The range of actors involved in the Syrian conflict, added to the ambiguous nature of ISIS’s relationships with its competitors in Idlib makes predictions about the likely evolution of ISIS in Syria notoriously difficult. However, one factor that is likely to be significant – and which has been previously alluded to – is how the Assad regime decides to treat the embattled insurgents.
Assessing the cyclical nature of ISIS’s attacks, analysts have noted that the group tends to carry out less attacks during times of nationwide protest in Iraq. The fall in violence in the period after Baghdadi’s death also coincides with the most intense period of civil unrest in 2019. Violence falls because a concrete threat from the group is likely to strengthen support for the government. This may also explain the absence of attacks in Baghdad, in the period after the Caliph’s death. Again, the location of attacks, rather than their frequency is more revealing.
Throughout 2019, violent activity was centred in uncontrollable areas such as the Hamrin mountains, have become havens for ISIS fighters due to the inaccessible terrain. Both Kurdish and US intelligence officials have warned that ISIS is tactically stronger than any other group, and is well established in the delta between the Great Zab and Tigris rivers. Combined with the seemingly never-ending cycle of government instability and civil unrest, it is clear that the ISIS problem has not been solved in Iraq.

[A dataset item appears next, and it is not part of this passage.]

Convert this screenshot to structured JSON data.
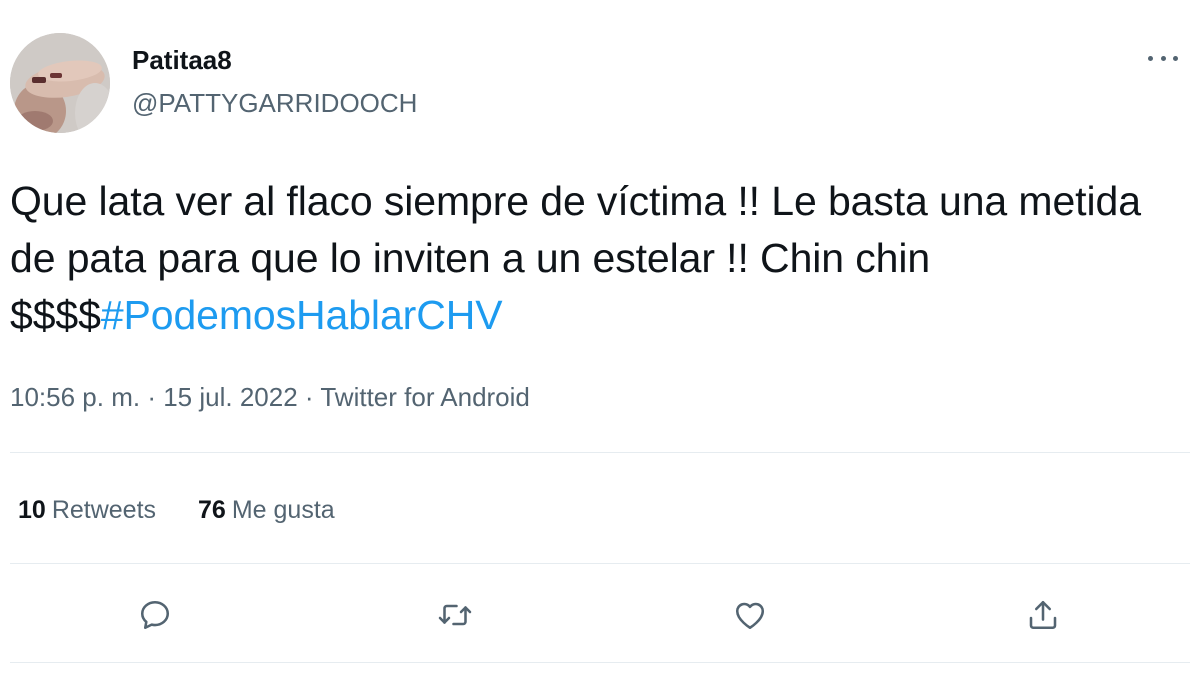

The absence of ISIS activity in Iraq’s large western Anbar region also requires some explanation. As ISIS’s traditional refuge during its low points, more activity may be expected. However, insights from studies of insurgency suggest that violence is less likely to occur in areas where control is already exerted. The area is likely serving as the group’s logistical base and which perhaps effectively links the two observed hotspots.
Dealing with ‘observables’ inevitably leads to a one-sided picture of ISIS’s current situation. It ignores the areas where ISIS is avoiding violence, building influence or regrouping. It is also blind to the relationship between ISIS ‘in the Levant’ and its affiliates in places such as Libya and Nigeria. Perhaps the most limiting factor is the lack of context in which the data is presented. For example, the role of the Iraqi security forces, including the Counter Terror forces and Iranian-backed Hashd al-Shaabi militias, have had in transforming the security situation in Iraq is missing from this analysis. Similarly, the effect of the Turkish invasion of Syria has only been touched upon tangentially and the Kurdistan Regional Government (KRG) has been entirely ignored. Nonetheless, the clusters where ISIS is most active gives an idea of where military and political resources should be deployed to head off any much warned about resurgence.
As the influential jihadist text, the ‘Management of Savagery’ argued, territorial control is the by-product of destabilising violent activity. Any official with an interest in preventing the return of the Islamic State should remember that state instability has historically opened up power vacuums that the ISIS has exploited to extend its influence over people and territory.